Although, after 1997, the HKBA made annual visits to Beijing to exchange views and provide briefings for legal officials, these ended after Dykes, following a politically charged election, assumed office in 2018.
This was unfortunate for both sides, and Dawes set about restoring trust. In 2023, he led a delegation to Beijing to meet legal officials, and relations are now, to his credit, back on an even keel.
After last month’s visit, he said “frank” discussions had been held over the local situation following the enactment of the Article 23 legislation, and the association’s thoughts were undoubtedly appreciated by its hosts.
Dawes’ contributions in other areas have also been invaluable. Apart from leading by example and setting the right tone for his members, he has stoutly defended the Judiciary from irresponsible foreign criticisms, urged the authorities to exercise their national security powers in a “considered and proportionate manner”, encouraged transparency, provided briefings about Hong Kong’s situation to business (and other) organizations, and traveled to foreign parts to explain how the “one country, two systems” policy is operating. Although it is a pity he is departing, the HKBA is again taken seriously, and everybody should be grateful to him.
The lesson to be learned from the DykesHarris era is that, if it is to serve Hong Kong effectively, the HKBA must be focused, trusted, and faithful to its core functions.
The rule of law suffers when it is marginalized and irrelevant, and it must never again operate as a quasi-political party. The incoming chairman, Jose-Antonio Maurellet, a corporate law specialist and arbitrator (and part-time judge), served as one of Dawes’ two deputies, and helped him to fulfill his agenda.
He will undoubtedly bring his own strengths to bear and build upon the foundations he has helped to lay. Maurellet has said he will continue supporting the rule of law and judicial independence, as well as explaining Hong Kong’s legal system abroad (including its role as an international dispute resolution center).
He also envisages strengthening relations between the bar and lawyers elsewhere, and providing common law education in other parts of China. In other words, Maurellet is picking up where Dawes left off, and will ensure continuity.

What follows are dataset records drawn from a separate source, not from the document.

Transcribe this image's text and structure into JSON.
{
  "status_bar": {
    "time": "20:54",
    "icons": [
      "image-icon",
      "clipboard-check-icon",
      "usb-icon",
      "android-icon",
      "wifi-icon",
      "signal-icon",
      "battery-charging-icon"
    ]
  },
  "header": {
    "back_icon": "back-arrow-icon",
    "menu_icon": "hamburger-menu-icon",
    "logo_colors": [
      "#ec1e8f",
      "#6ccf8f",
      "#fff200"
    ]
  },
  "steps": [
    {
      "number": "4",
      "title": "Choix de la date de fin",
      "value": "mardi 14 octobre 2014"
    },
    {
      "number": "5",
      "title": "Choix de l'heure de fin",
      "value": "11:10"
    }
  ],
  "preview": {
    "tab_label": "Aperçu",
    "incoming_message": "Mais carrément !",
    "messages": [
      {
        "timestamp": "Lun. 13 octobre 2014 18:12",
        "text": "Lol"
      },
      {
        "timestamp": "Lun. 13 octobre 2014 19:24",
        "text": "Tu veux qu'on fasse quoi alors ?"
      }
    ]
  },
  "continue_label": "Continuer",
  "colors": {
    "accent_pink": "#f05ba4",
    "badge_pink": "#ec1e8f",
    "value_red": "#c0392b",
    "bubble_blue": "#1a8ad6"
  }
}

He has outlined a positive agenda that will benefit Hong Kong and enhance the HKBA’s standing in the rest of the country. Although turbulence is always possible, there is every reason to suppose he will be more than equal to any challenges that may come his way.
The author is a senior counsel and law professor, and was previously the director of public prosecutions of the Hong Kong Special Administration Region.
The views do not necessarily reflect those of China Daily.